I smiled back at her. I said, “Actually, I'm already like a leader.” I decided to keep it at that. Tracy would tell me what she thought about it anyway. So I waited for her to do so.
She nodded and said, “Law number one, never outshine the master, or you'll find yourself out on your ass. Anyway, I have a lot of things I want to go over with you,” she told me.
She said, “I know this girl Charmaine Dearborn who asked me about starting an urban girl's fashion line a while ago, and at the
time I just wasn't thinking about it. I was too busy making movies.
“Well, I'm gonna put you in contact with her to start coming up with ideas for Flyy Girl minitees and ponytail hats,” she said. “I want bright, summer colors like orange, lime green, hot pink, sky blue, and a rust color. I don't want any yellows. Yellow is weak, so we'll use rust instead. And you and your girls will be the first ones to wear them.”
As my cousin continued to talk, I felt like I needed a pen or something to jot it all down.
I said, “Wait a minute. Let me get something to write this down with.”
Tracy told me, “You'll write it down later. I just wanna get some of these ideas out while I'm thinking about them.”

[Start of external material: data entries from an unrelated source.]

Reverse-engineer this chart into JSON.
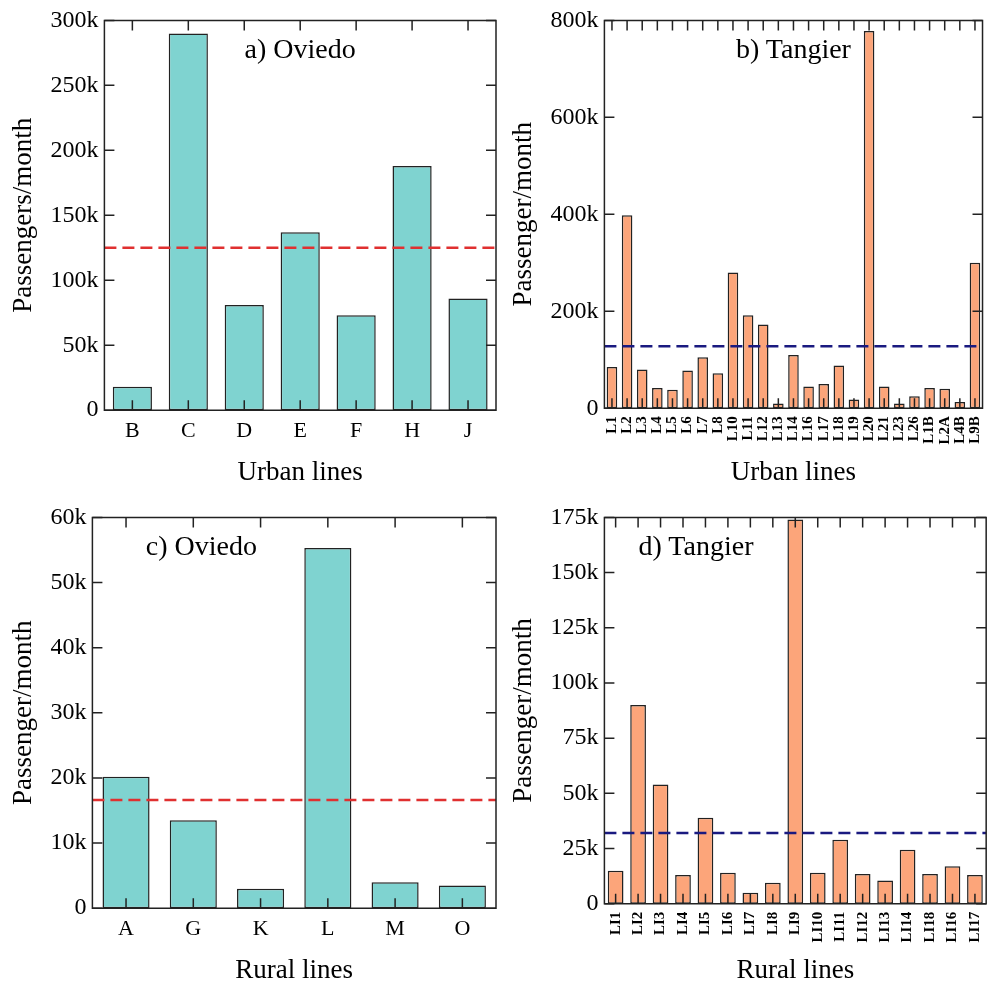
{
  "chart_data": [
    {
      "type": "bar",
      "title": "a) Oviedo",
      "xlabel": "Urban lines",
      "ylabel": "Passengers/month",
      "categories": [
        "B",
        "C",
        "D",
        "E",
        "F",
        "H",
        "J"
      ],
      "values": [
        18000,
        290000,
        81000,
        137000,
        73000,
        188000,
        86000
      ],
      "color": "#7fd3d0",
      "ylim": [
        0,
        300000
      ],
      "yticks": [
        {
          "value": 0,
          "label": "0"
        },
        {
          "value": 50000,
          "label": "50k"
        },
        {
          "value": 100000,
          "label": "100k"
        },
        {
          "value": 150000,
          "label": "150k"
        },
        {
          "value": 200000,
          "label": "200k"
        },
        {
          "value": 250000,
          "label": "250k"
        },
        {
          "value": 300000,
          "label": "300k"
        }
      ],
      "ref_lines": [
        {
          "axis": "y",
          "value": 125000,
          "color": "#e03030",
          "line_style": "dashed"
        }
      ]
    },
    {
      "type": "bar",
      "title": "b) Tangier",
      "xlabel": "Urban lines",
      "ylabel": "Passenger/month",
      "categories": [
        "L1",
        "L2",
        "L3",
        "L4",
        "L5",
        "L6",
        "L7",
        "L8",
        "L10",
        "L11",
        "L12",
        "L13",
        "L14",
        "L16",
        "L17",
        "L18",
        "L19",
        "L20",
        "L21",
        "L23",
        "L26",
        "L1B",
        "L2A",
        "L4B",
        "L9B"
      ],
      "values": [
        85000,
        398000,
        80000,
        42000,
        38000,
        78000,
        105000,
        72000,
        280000,
        192000,
        173000,
        10000,
        110000,
        45000,
        50000,
        88000,
        18000,
        778000,
        45000,
        10000,
        25000,
        42000,
        40000,
        13000,
        300000
      ],
      "color": "#fca57a",
      "ylim": [
        0,
        800000
      ],
      "yticks": [
        {
          "value": 0,
          "label": "0"
        },
        {
          "value": 200000,
          "label": "200k"
        },
        {
          "value": 400000,
          "label": "400k"
        },
        {
          "value": 600000,
          "label": "600k"
        },
        {
          "value": 800000,
          "label": "800k"
        }
      ],
      "ref_lines": [
        {
          "axis": "y",
          "value": 128000,
          "color": "#1a1a80",
          "line_style": "dashed"
        }
      ]
    },
    {
      "type": "bar",
      "title": "c) Oviedo",
      "xlabel": "Rural lines",
      "ylabel": "Passenger/month",
      "categories": [
        "A",
        "G",
        "K",
        "L",
        "M",
        "O"
      ],
      "values": [
        20200,
        13500,
        3000,
        55300,
        4000,
        3500
      ],
      "color": "#7fd3d0",
      "ylim": [
        0,
        60000
      ],
      "yticks": [
        {
          "value": 0,
          "label": "0"
        },
        {
          "value": 10000,
          "label": "10k"
        },
        {
          "value": 20000,
          "label": "20k"
        },
        {
          "value": 30000,
          "label": "30k"
        },
        {
          "value": 40000,
          "label": "40k"
        },
        {
          "value": 50000,
          "label": "50k"
        },
        {
          "value": 60000,
          "label": "60k"
        }
      ],
      "ref_lines": [
        {
          "axis": "y",
          "value": 16600,
          "color": "#e03030",
          "line_style": "dashed"
        }
      ]
    },
    {
      "type": "bar",
      "title": "d) Tangier",
      "xlabel": "Rural lines",
      "ylabel": "Passenger/month",
      "categories": [
        "LI1",
        "LI2",
        "LI3",
        "LI4",
        "LI5",
        "LI6",
        "LI7",
        "LI8",
        "LI9",
        "LI10",
        "LI11",
        "LI12",
        "LI13",
        "LI14",
        "LI18",
        "LI16",
        "LI17"
      ],
      "values": [
        15000,
        90000,
        54000,
        13000,
        39000,
        14000,
        5000,
        9500,
        174000,
        14000,
        29000,
        13500,
        10500,
        24500,
        13500,
        17000,
        13000
      ],
      "color": "#fca57a",
      "ylim": [
        0,
        175000
      ],
      "yticks": [
        {
          "value": 0,
          "label": "0"
        },
        {
          "value": 25000,
          "label": "25k"
        },
        {
          "value": 50000,
          "label": "50k"
        },
        {
          "value": 75000,
          "label": "75k"
        },
        {
          "value": 100000,
          "label": "100k"
        },
        {
          "value": 125000,
          "label": "125k"
        },
        {
          "value": 150000,
          "label": "150k"
        },
        {
          "value": 175000,
          "label": "175k"
        }
      ],
      "ref_lines": [
        {
          "axis": "y",
          "value": 32000,
          "color": "#1a1a80",
          "line_style": "dashed"
        }
      ]
    }
  ]
}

I was conflicted. I still wanted to write them down, for both of us. But at the same time, Tracy was on a roll and I didn't want to break her flow.
I said “Okay” and planned to use my memory instead.
She stood inside the room at the foot of the bed and told me, “I'm gonna get my lawyers to copyright Flyy Girl Ltd., and we'll design the logo off of my
For the Love of Money
book jacket pose, where I'm all glammed out and holding the purse at my side.”
I stopped her and asked, “You want an image as a logo instead of just the words. That's old school. Nobody does that anymore.”
My cousin told me, “Exactly. I am old school. I'm from the eighties, and I'm about to bring it back. Now, you have to understand that if we do this movie right, then we'll have to talk to Jordache, Sergio Valente, Gloria Vanderbilt, Coca-Cola, Gucci, Lee Jeans, Laura Biagotti, Members Only, Izod, Le Tigre, Aigner, Guess. And if you think for one minute that I'll have any of these old designers in my movie without having my Flyy Girl Ltd. out first, with a logo that young girls
and
old can lock in their minds on
sight,
then you gots to be crazy.”
She said, “I don't even need words in Japan, just my logo. I don't need words in Germany, just my logo. I don't need words in Brazil, just my logo. And then when I show up, looking flyy as usual, they know it's me without any spelling or language barriers.”
I started smiling. My cousin was just running off at the mouth. It
was like she was back from the grave, man. The dark cloud had passed her by.
She said, “So what we do is this: I finish writing this screenplay, and instead of us calling up Hollywood actresses, who may or may not have the drawing power to pull this movie off at the box office, hell, we roll up our sleeves and go on the road to find our own flyy girls for a multitude of purposes; extras, co-stars, models, assistants, you name it.
“And we can take it from city to city, starting with Philadelphia,” she told me.
I said, “That's how J. Lo got her start, while casting for the role of the Mexican singer Selena.”
“That's also how your favorite film icon, Spike Lee, discovered a lot of people,” Tracy told me.
“He's not my favorite,” I told her. “I just talk about him a lot because he deserves respect for starting it all.”
“Actually, Melvin Van Peebles started independent black films fifteen years before Spike Lee.”
“Yeah, and it was someone else doing black films fifteen years before him,” I argued with a grin. I was sure happy to see Tracy back, though. She hadn't been her spunky self in my opinion for
months.
She said, “Anyway, getting back to what I was saying. I can hire cameramen and photographers and start up the clothing line with a hot buzz and limited sales in the cities where we host the flyy girl casting calls. That'll help me to break even with our travel and setup expenses while we build the hype. And by the time we're done, any production company that would not take advantage of the momentum we build would be insane.”